The Complaint does not specifically allege that the plaintiffs are the Funds' fiduciaries, but as trustees they owe a fiduciary duty to the Funds' beneficiaries. See Black's Law Dictionary 1553 (8th ed. 2004) (defining "trustee" as one who "owes a fiduciary duty to [the trust] beneficiary"). The plaintiffs are therefore fiduciaries within the meaning of ERISA and are empowered to bring the instant action. See 29 U.S.C. § 1132(a)(3); see also id. § 1002(21)(a) (14)(a).

B. Damages

1. Unpaid Contributions

In their Complaint, the plaintiffs asked to recover unpaid contributions and "delinquency charges" for the period from October 2006 through January 2007, but did not specify the specific months in which J A allegedly failed to make contributions, as opposed to those for which its contributions were alleged to have been paid late. Complaint ¶¶ 9-10, 15. In any event, the plaintiffs now acknowledge that J A has since belatedly made the required contributions for all of the months cited in the Complaint, as well as all of the required contributions for March 2007 (for which the plaintiffs sought recovery for the first time in their default motion papers). Aff. ¶¶ 22, 23, 31; Supp. Aff. ¶¶ 20, 21. Accordingly, the court should not include any award of unpaid contributions for the period alleged in the Complaint, or for March 2007. As discussed below, however, that recommendation does not end the matter.

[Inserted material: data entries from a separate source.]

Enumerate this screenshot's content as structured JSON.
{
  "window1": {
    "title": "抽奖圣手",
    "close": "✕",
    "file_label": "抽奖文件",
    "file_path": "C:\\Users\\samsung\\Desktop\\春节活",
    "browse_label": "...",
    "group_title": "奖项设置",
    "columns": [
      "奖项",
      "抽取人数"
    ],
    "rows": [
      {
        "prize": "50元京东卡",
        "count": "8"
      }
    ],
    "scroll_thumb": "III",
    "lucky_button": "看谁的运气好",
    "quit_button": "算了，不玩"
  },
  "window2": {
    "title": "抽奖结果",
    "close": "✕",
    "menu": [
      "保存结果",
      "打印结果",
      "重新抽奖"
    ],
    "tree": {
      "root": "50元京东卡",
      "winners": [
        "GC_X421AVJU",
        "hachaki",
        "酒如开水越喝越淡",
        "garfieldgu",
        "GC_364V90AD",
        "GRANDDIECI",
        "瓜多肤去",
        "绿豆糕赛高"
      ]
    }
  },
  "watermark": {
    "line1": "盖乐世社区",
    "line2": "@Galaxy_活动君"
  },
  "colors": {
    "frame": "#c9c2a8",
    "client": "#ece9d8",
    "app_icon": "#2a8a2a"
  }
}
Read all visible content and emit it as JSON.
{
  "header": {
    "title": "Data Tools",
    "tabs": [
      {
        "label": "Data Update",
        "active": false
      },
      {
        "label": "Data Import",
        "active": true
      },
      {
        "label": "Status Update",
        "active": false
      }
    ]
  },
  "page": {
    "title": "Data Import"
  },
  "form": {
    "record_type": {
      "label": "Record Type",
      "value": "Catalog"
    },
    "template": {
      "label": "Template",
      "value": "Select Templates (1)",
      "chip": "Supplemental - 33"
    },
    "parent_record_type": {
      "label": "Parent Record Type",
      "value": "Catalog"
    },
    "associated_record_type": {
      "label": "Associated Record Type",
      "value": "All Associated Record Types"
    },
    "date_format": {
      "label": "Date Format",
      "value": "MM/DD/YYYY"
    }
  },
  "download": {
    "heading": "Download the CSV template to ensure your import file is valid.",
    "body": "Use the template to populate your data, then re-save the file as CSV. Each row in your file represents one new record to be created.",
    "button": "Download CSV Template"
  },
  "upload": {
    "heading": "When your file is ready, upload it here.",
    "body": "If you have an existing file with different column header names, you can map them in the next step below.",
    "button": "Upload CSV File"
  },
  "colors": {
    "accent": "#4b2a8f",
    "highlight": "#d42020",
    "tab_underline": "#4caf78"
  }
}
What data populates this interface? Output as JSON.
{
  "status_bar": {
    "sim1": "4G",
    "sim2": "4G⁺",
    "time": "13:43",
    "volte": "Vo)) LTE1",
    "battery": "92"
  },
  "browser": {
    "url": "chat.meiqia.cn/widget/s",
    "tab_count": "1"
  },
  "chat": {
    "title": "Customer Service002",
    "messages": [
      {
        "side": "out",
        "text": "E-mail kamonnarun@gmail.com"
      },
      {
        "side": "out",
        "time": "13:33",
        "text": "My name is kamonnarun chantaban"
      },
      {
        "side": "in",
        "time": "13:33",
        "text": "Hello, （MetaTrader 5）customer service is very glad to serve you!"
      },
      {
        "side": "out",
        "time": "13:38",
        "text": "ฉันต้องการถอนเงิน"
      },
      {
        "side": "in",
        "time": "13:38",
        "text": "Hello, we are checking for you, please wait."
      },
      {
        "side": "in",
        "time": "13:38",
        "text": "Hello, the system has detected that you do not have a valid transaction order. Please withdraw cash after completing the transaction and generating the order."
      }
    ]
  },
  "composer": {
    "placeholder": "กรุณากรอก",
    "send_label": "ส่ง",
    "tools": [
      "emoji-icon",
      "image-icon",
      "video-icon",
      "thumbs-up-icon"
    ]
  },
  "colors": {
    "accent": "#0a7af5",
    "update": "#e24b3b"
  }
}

The plaintiffs later provided that information in their default motion papers. See Aff. ¶¶ 19-20.

When the plaintiffs requested leave to submit evidence in support of their damages request after the deadline I originally set, they asserted that their intent was to reduce the amount of damages at issue by acknowledging payments that J A made after the start of litigation. See DE 5. When they later submitted their papers, the plaintiffs did indeed acknowledge such payments, but they also added new allegations about periods not at issue in their original Complaint — thus marking the second time that the plaintiffs used papers submitted in support of their default motion to seek damages for periods not at issue in their original Complaint. Specifically, they alleged that J A was late in making contributions to the Funds for April 2007, and made no contributions at all for May and June of that year. Supp. Aff. ¶¶ 9-10, 17-18. The plaintiffs did not provide those allegations as a matter of idle curiosity — they sought, once again, to include such late and unpaid contributions in their calculation of damages. By doing so, they did not reduce the amount of damages they sought; to the contrary, they increased their request for damages by a considerable margin. Compare Complaint ¶¶ 15, 26f (seeking damages of $15,803.18 plus reasonable attorneys' fees) with Aff. ("Statement for Judgment") (seeking total monetary award of $23,967.10, apparently including $4,527.84 in attorneys' fees) with Supp. Aff. ¶ 24 (seeking total monetary award of $31,030.60, including $8,027.84 in fees).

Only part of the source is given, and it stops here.